A generous harvest of apples and opportunity
Mom and dad picked apples in the cool fall Maine air before leaving for Florida. They picked in Charlie Fillebrown's orchard atop Plummer Hill, enjoying the brisk autumn days, the camaraderie of fellow pickers, and Mary Fillebrown's freshly baked apple muffins served at break time. They climbed pole ladders with buckets strapped to their chests, later gently unloading the filled buckets into boxes in the back of Charlie's pickup truck.
At the end of the day, they drove over the dirt road to their rustic cabin on the shores of a small lake. Mom started dinner while Dad stoked up the fire in the black cook stove. After dinner, they would settle down to a quiet evening in the glow of a roaring fire in the fireplace until its warmth lulled them to the edge of sleep.
When my own children were in school and Connecticut's apples needed harvesting, I remembered Mom and Dad's happy fall stint helping to harvest Maine's crop. So I signed on with Max's apple-picking crew in North Haven. Max let me set my own hours - 9 a.m. to 2 p.m. - so I could be home when the children returned from school. He also let me fill the trunk of my old Chevy with "drops," those apples that had fallen to the ground and because of possible bruising were not worthy to be mixed with the hand-picked ones. I became very popular in the neighborhood when I dispensed bags of apples to anyone willing to risk a few with cidery-brown bruises. Sometimes these apples would return to me inside a freshly baked applecake or warm pie.
Time passed, and one fall when my college-age son was between jobs, I said, "Why don't you pick apples for Max?" Max was pleased to have another member on his apple-picking crew, and my son was glad to be helping in the harvest, just as I had been a few years earlier, and Mom and Dad before me.
At about the same time, I began a job at a small research-and-development firm located in a split-level ranch house on a street zoned for business.
After I had been there only a short while, at my son's behest I brought in a wooden bowl filled with bright red "drops" one day and placed it in the kitchen of the house-turned-office. When my employer saw fall's bounty on his kitchen counter, he inquired among the staff to find out where they had come from. "My son's between jobs," I told him, "and he's picking apples. He thought we might enjoy having some to munch on."
"Tell me a little about your son," my employer said. Now what mother doesn't want to talk about her children? So I recounted to him with appropriate modesty his work experience, interests, and many fine qualities.

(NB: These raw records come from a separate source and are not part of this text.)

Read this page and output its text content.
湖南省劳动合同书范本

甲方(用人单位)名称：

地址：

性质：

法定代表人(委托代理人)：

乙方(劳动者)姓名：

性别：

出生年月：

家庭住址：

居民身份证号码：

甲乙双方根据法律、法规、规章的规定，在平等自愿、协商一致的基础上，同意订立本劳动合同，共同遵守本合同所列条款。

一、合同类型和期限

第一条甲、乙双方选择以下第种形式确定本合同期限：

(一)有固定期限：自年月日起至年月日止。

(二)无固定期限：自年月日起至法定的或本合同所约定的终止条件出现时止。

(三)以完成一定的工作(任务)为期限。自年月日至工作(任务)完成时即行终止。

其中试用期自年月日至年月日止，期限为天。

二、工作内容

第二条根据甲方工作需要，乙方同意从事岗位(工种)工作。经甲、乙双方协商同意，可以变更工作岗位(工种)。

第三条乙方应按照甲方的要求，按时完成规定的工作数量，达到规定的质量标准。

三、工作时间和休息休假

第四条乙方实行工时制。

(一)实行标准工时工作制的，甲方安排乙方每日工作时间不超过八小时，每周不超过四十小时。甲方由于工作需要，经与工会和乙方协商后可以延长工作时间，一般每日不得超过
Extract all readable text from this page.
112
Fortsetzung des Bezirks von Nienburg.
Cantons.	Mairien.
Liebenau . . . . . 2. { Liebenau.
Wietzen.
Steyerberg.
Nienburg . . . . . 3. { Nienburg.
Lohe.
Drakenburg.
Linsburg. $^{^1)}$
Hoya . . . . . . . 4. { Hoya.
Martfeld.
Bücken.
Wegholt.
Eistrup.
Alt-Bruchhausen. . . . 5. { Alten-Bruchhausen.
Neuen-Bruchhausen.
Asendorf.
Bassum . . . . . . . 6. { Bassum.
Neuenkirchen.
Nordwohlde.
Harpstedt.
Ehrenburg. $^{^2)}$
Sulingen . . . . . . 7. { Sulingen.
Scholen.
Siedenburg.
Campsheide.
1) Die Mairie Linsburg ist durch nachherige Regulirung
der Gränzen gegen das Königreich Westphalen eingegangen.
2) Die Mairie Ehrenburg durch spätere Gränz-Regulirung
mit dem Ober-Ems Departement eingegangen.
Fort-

After I finished what I trust, in retrospect, was a brief summary, he replied, "Have him come in to see me. We might have something for him here."
I could hardly believe what I was hearing. A possible job for my son? That evening I conveyed my employer's invitation to him. An interview was soon arranged. Much to my son's (and my) delight, he was hired on the spot. He became the protg of a fellow employee who taught him what he needed to know about computers and became a valuable asset to the company. He subsequently made a significant contribution there. Fifteen years later, he is still employed in the field of computers.
I like to think it all began with Mom and Dad's stint in Charlie's orchard. Then I took up the torch, picking for Max. That paved the way for my son to take part in the annual harvest, carrying on the tradition of not only picking apples, but dispensing "drops" to neighbors and friends, one of whom happened to be my boss.
You never know what kind of turn an apple is going to take - whether it's going to find you a job or just make you happy.